In the '90s, things started to click with more frequency. This is a great benefit of reading, and reading some more, then reading some more. It just starts to click. Schema is one of our brain's great gifts. The more we read, the more we know -- without even realizing we know more -- and the more we know, the more our world starts to make a little more sense. Not that the world and people will always make sense, but the potential is there that they may. Or that we may at least realize there is at least one more perspective beyond our own, and knowing that may help us help make sense of the world and other people.

T.C. Boyle is one of the writers who has done much to make my world a bigger place, even when he is writing about smaller, confined places and ideas. His story, The Relive Box, in this year's March 17 issue is a superb example. (The story is available online to magazine subscribers.)

A divorced father with a teenage daughter is trapped in his past. He has shelled out a great deal of money for the game console that allows users to go back into their past and relive any moment or any extended period of time. The past plays out in real time as the user watches it, over and over again, repeat, fast-forward, again and again and again.

Boyle touches on what this could mean to society (probably not much good, as also was the point of a Star Trek: The Next Generation episode where everyone except Wesley Crusher and Data was playing a game that enveloped them).
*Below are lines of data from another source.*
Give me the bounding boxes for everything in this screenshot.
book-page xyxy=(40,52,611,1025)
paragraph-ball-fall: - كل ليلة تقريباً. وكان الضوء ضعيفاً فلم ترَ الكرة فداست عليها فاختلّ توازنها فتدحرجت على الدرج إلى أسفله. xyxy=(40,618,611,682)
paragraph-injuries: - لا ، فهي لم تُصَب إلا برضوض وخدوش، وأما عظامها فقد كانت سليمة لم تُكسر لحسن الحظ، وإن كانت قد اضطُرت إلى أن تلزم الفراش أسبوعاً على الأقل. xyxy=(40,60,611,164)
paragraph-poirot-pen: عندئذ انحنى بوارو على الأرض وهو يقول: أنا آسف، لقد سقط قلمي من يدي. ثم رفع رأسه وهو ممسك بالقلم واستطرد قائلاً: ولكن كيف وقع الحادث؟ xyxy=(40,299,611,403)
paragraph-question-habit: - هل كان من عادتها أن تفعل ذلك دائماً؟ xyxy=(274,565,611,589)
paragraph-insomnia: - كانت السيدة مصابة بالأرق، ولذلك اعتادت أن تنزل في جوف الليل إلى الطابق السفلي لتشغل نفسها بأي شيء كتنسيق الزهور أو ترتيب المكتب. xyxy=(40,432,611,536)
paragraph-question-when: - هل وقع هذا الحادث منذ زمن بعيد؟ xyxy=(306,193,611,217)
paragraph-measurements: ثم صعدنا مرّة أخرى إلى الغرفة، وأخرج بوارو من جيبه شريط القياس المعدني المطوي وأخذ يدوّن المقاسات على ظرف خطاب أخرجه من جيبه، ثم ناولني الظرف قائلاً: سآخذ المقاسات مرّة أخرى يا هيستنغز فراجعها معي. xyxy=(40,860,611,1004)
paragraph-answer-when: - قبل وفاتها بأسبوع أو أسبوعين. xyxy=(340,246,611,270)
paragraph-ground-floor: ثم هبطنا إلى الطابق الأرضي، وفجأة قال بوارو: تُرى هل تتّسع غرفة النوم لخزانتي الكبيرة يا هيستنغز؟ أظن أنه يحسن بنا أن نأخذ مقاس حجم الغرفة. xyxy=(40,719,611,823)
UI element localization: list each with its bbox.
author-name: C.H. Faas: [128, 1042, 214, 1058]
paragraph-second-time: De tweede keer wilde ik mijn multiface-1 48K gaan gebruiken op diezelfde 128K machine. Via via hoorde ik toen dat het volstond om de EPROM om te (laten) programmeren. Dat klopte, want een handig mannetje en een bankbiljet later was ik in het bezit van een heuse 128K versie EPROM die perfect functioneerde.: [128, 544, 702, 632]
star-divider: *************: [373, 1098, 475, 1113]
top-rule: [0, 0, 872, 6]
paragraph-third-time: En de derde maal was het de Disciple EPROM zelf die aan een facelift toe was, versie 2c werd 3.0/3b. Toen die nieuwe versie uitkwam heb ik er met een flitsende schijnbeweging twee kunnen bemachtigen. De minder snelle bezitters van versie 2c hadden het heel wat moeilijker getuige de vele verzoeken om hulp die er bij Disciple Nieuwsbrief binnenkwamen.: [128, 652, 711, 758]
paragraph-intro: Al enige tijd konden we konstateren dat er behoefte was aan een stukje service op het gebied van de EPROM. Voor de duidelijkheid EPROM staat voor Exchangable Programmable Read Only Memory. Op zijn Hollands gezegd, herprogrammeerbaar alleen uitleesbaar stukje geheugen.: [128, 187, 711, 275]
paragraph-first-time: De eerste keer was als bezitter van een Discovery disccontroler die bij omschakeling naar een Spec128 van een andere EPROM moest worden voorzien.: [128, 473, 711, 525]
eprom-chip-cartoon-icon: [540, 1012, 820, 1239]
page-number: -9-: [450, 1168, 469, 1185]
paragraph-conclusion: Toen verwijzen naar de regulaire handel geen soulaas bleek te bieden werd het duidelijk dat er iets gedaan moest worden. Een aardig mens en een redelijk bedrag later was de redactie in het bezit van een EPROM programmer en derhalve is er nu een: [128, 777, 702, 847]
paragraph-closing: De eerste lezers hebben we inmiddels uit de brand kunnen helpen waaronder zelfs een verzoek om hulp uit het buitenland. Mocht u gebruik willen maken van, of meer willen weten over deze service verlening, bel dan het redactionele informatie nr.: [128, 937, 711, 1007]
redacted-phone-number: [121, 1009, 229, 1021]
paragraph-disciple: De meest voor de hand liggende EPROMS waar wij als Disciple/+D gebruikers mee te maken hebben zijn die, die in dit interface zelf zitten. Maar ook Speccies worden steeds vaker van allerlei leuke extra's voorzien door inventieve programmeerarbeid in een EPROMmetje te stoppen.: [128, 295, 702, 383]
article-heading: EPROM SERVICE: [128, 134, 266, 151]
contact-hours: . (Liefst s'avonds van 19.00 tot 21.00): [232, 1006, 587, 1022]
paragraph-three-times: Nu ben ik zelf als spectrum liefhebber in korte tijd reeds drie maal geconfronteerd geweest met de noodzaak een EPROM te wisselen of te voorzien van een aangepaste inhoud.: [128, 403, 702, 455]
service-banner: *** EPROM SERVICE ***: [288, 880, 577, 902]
The narrator in Boyle's story, also named Wes, knows he is at an empty point in his life with work and without his wife, and that he is letting his daughter down. But the console calls to him. He wants to go back over everything to find out when and where things went wrong, starting with the big love of his life before his wife.

One of the things that stands out about many of Boyle's short stories is that his narrators, unlike so many others, is completely aware of what he is doing. He knows he is hurting his daughter. He knows he isn't giving her the kind of life he wants her to have. He knows his heart is in the right place but that he just hasn't got the fortitude to strive harder -- his heart isn't in it.

And now his daughter wants to relive her life. She wants to be nine years old again, when her parents were together and they were a family. She isn't out making new memories. She says she doesn't have friends.

Boyle winds up the story with a brilliant piece of dialogue that lets the reader determine whether a turning point has been reached or whether the two characters are doomed to never go beyond reliving the past. In an online column about the story, Boyle is addressing another point of the story but shows he knows that it is up to us now that he is done with the writing: "we must let the reader decide such things," he notes.

Gaining other perspectives isn't the only benefit I've gained from reading and then reading more. It's the connections that spring up between different works that helps show the possibilities of other perspectives existing and that makes the ideas about perspectives stronger that can make reading a thrilling experience. This story reminds me not so much of other alternative presents or futuristic stories of Boyle's as much as it reminds me of his other stories that touch on parenting and possible tragedies. In The Lie from 2008, a man doesn't want to go to work and lies that his baby is dying. In the brilliant Chicxulub from 2004, devoted parents get the worst call in the middle of the night that a parent can get.

The way Boyle's characters want so desperately to live in the past even brings to mind the last sentence in The Great Gatsby:  “So we beat on, boats against the current, borne back ceaselessly into the past.” The problem Boyle's characters are facing is that the past calls us whether we want to go there or not. Fitzgerald knew that too.

The Relive Box also brings to mind at least two stories from George Saunders's Tenth of December, one of my best beloved collections in recent years. The tone in his alternate present stories My Chivalric Fiasco and The Semplica Girl Diaries, in which girls are more explicitly bought as commodities in a society that has confused being able to get stuff and get people only slightly more than those of us who sometimes suffer from #FirstWorldProblems, closely conveys the outlook in Boyle's work. We may be able to make more, do more and have nifty stuff, but what good is it doing us? How are we better people? Do we love better or more? Do we care at all about others?

And those are questions worth pondering. This isn't a call to go back to living as one with the land. As if I would give up my laptop or satellite TV. But how am I using what we have now to see more clearly and care more deeply? What difference can I make today for someone else? For my community? What would happen if I gave in after a down day and just pulled the covers over my head, disappearing into Candy Crush and TV binge-watching? (Hint: If I thought I felt bad just because of what someone else thoughtlessly did, how bad would I feel to turn into a complete slug? No thanks.)

By helping my thoughts meander to get to that point, Boyle has given me a gift. No wonder I love short stories.